WHEN WAITING PERIODS CANNOT BE IMPOSED
The Medical Schemes Act says schemes cannot impose waiting periods if:
You apply for membership or register a dependant within 90 days of ending your previous medical scheme cover and the change is due to a change in your employment; or
If the change of medical scheme is due to your employer changing or terminating the group scheme for its employees, the application is made within 90 days of your employer ter minating your cover with the previous scheme, the application is made within a reasonable period before the start of a new year and your membership will start at the beginning of a year.
WHICH WAITING PERIODS CAN BE IMPOSED WHEN
If neither of the above conditions apply, a scheme may impose the following waiting periods:
A three-month general waiting period if you have been a beneficiary (a member or dependant of a member) of a scheme within the 90 days before you apply to join a new scheme and if you have been a beneficiary of one or more schemes for a continuous period of more than 24 months. The general waiting period will not apply to the PMBs.

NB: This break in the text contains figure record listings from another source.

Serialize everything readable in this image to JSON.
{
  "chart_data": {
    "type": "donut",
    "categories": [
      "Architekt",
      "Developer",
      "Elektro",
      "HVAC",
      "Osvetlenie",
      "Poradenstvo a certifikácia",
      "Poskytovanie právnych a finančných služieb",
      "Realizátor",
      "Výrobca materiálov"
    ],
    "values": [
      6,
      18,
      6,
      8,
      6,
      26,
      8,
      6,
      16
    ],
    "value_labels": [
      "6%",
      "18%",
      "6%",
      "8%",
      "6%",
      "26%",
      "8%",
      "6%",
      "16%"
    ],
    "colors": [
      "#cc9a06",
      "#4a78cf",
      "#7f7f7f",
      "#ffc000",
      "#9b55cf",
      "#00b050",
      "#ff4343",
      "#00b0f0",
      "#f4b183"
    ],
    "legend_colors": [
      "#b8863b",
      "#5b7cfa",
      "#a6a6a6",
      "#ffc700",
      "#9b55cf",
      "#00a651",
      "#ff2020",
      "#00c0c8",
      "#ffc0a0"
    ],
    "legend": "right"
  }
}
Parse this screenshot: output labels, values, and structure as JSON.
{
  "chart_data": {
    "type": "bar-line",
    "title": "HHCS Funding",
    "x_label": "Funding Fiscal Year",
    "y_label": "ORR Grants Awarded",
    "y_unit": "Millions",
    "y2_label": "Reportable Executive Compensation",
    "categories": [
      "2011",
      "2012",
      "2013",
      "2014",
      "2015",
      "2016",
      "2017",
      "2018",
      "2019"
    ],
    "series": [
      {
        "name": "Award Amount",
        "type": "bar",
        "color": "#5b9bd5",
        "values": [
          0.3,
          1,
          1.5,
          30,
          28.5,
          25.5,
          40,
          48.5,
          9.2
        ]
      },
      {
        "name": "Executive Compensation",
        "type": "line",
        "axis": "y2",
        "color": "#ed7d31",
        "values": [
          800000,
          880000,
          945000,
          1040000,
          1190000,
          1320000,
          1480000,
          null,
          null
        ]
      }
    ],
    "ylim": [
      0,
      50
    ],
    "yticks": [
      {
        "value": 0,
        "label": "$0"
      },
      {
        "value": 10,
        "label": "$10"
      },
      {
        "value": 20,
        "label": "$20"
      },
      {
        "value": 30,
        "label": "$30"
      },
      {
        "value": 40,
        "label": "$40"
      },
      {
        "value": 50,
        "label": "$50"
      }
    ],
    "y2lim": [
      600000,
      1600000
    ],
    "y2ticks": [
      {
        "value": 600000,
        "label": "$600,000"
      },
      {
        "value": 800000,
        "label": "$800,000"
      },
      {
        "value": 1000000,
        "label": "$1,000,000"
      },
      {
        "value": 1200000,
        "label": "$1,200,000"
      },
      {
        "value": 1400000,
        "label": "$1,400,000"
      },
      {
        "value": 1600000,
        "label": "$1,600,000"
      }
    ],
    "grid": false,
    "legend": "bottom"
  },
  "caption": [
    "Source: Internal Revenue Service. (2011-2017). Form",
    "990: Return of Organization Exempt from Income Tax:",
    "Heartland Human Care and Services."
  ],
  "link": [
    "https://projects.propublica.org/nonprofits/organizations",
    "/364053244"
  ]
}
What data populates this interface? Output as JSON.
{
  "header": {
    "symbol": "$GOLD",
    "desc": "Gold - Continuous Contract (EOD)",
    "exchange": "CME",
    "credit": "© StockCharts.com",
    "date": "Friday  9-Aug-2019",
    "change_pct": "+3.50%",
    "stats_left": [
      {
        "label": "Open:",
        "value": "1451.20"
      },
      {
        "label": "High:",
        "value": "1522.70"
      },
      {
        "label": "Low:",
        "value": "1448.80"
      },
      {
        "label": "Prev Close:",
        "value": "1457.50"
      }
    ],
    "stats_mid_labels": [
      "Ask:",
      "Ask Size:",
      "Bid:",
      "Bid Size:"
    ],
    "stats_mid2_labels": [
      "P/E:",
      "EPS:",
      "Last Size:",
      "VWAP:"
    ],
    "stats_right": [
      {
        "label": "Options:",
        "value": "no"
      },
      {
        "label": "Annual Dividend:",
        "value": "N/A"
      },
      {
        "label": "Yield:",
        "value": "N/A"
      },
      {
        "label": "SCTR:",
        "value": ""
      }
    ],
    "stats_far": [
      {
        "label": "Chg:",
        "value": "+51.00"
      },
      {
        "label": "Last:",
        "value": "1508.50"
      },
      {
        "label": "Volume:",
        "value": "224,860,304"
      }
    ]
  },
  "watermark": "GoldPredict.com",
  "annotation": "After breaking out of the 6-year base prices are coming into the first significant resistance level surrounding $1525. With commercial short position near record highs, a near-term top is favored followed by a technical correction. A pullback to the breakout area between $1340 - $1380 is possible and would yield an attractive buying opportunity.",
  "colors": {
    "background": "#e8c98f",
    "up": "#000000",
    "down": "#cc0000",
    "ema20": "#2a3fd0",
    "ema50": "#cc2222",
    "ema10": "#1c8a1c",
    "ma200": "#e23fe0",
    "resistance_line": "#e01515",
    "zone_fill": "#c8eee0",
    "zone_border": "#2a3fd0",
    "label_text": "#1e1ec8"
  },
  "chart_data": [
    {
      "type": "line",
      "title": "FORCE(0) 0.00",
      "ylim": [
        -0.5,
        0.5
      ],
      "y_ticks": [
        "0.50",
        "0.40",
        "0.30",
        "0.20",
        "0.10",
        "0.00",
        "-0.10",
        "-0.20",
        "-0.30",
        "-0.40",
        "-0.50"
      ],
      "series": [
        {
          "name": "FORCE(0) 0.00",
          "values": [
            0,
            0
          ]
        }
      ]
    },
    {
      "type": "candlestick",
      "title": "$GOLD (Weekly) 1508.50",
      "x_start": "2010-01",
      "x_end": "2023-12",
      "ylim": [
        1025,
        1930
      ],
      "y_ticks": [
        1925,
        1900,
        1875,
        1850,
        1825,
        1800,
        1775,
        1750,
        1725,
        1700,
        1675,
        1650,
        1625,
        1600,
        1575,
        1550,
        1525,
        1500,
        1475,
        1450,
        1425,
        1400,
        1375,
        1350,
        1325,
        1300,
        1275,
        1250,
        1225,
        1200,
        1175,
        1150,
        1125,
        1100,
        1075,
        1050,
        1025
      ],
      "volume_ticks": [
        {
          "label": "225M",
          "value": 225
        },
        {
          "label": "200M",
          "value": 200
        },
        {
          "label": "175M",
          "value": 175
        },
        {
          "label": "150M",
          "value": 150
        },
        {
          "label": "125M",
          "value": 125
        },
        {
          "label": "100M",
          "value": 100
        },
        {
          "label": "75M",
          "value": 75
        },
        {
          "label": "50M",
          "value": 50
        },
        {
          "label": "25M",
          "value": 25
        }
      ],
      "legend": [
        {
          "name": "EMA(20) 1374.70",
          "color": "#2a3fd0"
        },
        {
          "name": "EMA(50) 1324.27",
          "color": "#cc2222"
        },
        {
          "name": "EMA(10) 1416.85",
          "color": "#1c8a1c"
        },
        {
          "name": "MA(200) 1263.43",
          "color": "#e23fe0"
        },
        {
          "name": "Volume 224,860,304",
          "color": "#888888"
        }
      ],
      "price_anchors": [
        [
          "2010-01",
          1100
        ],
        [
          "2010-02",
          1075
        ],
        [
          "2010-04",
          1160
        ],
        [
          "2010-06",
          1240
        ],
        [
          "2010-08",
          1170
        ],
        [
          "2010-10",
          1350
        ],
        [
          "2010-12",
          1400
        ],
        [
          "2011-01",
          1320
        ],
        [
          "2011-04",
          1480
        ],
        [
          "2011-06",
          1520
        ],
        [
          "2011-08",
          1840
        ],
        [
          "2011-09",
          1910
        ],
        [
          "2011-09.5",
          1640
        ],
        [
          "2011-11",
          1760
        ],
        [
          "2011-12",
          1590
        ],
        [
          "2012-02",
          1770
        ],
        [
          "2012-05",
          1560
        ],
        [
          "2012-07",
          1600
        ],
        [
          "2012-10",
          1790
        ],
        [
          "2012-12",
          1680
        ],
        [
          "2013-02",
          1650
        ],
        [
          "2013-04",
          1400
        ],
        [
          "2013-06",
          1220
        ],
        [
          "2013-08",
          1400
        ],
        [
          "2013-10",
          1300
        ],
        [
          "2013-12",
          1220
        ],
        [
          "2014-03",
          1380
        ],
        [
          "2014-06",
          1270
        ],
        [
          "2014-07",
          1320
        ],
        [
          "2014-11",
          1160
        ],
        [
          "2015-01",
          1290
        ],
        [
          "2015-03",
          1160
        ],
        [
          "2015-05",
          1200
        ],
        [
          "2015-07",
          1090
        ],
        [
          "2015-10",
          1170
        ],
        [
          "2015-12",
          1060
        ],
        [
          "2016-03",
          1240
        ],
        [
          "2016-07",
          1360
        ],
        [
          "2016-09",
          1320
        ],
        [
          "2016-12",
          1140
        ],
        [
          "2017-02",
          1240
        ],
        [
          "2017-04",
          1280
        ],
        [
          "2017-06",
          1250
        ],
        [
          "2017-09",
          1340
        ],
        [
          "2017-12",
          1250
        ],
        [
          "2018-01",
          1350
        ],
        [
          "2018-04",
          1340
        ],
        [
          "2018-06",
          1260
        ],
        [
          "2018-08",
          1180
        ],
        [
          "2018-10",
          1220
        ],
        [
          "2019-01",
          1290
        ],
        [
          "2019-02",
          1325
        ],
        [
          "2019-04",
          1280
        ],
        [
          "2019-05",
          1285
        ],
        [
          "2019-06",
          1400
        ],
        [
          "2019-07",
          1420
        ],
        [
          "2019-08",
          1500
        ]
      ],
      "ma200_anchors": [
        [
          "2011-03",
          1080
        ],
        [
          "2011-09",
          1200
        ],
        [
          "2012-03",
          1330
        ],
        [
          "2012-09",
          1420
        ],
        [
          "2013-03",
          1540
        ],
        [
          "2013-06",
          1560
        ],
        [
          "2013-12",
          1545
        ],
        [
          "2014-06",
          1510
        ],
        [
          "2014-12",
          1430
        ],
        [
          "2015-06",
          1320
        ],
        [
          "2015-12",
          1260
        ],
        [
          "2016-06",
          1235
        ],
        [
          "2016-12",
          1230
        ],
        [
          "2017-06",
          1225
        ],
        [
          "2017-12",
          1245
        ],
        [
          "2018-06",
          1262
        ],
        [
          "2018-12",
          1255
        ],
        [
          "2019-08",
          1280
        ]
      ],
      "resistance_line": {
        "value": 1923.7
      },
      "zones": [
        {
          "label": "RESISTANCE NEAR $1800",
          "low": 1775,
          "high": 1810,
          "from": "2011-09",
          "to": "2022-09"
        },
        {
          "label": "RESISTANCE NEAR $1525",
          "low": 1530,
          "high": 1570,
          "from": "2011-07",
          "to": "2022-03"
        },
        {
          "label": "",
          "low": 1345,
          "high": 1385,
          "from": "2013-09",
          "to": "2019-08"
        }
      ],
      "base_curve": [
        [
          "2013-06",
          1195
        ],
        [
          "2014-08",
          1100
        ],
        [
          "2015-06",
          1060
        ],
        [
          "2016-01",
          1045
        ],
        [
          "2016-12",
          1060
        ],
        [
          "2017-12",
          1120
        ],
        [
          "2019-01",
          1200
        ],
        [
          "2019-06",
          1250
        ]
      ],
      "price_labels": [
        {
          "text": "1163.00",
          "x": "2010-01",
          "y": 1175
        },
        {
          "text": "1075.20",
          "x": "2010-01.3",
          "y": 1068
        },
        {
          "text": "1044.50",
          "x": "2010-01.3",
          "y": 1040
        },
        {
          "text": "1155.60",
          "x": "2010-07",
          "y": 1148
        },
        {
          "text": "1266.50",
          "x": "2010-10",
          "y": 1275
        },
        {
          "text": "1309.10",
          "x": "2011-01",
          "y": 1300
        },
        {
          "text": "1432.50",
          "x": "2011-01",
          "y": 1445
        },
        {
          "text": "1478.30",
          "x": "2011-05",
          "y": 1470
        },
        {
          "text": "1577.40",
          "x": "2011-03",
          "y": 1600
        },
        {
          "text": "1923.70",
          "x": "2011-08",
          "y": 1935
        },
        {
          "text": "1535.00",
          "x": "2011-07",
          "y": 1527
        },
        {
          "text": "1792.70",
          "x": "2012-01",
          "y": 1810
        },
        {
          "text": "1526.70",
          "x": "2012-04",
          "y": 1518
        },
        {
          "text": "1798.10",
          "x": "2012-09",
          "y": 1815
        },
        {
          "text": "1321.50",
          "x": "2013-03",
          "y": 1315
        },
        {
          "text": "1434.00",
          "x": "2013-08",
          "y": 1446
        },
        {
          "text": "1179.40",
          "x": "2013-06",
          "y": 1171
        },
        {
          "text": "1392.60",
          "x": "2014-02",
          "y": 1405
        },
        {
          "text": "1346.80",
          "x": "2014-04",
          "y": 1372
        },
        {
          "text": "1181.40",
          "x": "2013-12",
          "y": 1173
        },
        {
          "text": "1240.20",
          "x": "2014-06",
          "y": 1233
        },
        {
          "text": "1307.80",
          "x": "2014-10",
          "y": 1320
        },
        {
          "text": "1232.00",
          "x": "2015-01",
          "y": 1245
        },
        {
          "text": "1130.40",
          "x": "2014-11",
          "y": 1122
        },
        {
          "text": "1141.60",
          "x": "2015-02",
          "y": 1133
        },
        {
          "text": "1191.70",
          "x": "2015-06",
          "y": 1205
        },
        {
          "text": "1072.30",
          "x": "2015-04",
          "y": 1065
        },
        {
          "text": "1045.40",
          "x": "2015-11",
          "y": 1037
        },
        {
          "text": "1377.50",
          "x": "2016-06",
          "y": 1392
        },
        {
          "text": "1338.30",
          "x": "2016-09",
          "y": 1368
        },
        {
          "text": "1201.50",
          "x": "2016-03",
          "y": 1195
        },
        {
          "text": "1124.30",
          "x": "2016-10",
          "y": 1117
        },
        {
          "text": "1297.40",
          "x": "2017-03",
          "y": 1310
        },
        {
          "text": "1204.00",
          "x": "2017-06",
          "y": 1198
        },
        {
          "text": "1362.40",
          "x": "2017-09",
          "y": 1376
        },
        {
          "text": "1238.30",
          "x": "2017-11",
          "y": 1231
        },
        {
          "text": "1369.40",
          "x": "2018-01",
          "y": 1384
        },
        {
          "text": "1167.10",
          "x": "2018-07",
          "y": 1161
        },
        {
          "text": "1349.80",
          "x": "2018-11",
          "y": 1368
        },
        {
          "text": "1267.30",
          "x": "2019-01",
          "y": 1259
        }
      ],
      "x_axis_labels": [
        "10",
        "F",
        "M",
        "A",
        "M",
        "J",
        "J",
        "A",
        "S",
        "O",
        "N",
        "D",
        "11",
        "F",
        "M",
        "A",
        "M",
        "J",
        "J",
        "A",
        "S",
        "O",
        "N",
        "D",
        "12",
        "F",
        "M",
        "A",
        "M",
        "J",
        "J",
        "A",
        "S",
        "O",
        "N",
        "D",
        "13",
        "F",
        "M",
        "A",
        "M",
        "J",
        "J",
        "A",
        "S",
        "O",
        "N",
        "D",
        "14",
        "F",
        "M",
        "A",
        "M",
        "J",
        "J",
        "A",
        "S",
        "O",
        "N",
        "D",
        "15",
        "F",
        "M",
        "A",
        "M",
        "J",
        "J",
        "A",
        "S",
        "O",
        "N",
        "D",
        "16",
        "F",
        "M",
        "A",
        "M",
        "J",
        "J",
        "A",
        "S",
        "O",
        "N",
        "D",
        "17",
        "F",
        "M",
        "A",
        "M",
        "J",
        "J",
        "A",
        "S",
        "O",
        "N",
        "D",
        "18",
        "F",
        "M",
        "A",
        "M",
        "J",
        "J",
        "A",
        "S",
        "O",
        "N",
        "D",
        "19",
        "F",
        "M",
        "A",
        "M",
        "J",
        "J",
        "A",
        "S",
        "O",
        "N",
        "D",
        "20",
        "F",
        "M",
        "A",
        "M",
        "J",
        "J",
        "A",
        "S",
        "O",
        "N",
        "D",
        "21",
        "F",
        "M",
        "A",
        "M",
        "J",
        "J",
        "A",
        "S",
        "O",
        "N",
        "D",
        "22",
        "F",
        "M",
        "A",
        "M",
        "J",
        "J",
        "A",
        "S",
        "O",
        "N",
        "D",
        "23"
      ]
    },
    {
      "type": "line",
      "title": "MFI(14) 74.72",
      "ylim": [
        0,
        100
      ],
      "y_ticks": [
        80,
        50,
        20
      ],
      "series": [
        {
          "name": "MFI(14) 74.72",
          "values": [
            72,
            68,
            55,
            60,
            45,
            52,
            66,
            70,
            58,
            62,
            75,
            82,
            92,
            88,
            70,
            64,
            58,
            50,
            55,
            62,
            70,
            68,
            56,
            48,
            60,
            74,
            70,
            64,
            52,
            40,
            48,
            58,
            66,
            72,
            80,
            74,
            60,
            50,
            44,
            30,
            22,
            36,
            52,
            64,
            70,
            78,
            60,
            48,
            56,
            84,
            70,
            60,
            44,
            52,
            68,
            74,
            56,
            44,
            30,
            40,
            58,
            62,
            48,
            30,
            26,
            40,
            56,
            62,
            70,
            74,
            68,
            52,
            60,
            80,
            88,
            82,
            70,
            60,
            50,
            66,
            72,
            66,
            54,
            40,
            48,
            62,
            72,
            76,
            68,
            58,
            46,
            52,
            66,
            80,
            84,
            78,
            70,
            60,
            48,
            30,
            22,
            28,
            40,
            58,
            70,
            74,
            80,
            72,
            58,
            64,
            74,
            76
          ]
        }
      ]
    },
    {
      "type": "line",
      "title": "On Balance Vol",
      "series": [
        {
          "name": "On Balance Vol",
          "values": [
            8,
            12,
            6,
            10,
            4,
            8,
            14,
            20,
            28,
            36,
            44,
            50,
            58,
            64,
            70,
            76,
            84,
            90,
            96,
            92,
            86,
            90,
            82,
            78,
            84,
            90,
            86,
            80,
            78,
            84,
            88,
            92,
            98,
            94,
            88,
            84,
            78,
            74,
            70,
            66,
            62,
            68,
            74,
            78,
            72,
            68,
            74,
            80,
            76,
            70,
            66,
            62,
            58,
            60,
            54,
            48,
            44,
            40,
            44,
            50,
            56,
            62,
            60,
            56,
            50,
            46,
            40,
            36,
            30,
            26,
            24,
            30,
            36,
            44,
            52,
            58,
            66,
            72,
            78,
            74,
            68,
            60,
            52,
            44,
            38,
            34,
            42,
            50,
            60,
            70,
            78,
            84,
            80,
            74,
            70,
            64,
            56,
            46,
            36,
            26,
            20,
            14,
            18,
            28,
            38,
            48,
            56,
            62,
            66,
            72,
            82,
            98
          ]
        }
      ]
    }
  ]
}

If you have not been a beneficiary of a medical scheme for a period of more than 90 days before you apply to join a new scheme, the scheme may impose:
A three-month general waiting period; and
A 12-month condition-specific waiting period (if applicable).
These waiting periods will also apply to any treatment that falls under the PMBs.
If you have been a beneficiary of a scheme within the 90 days preceding an application to join a scheme but have not been a beneficiary of one or more schemes for a continuous period of 24 months, the scheme can impose:
A 12-month condition-specific waiting period (but this will not apply to the PMBs); and
The balance of any unexpired general or condition-specific waiting period imposed by the previous medical scheme.
The waiting periods are applied to the member and each adult dependant individually.
You cannot buy out of any waiting period, and you cannot remain a member of one scheme and join another at the same time in order to have cover while the waiting periods on the new scheme apply.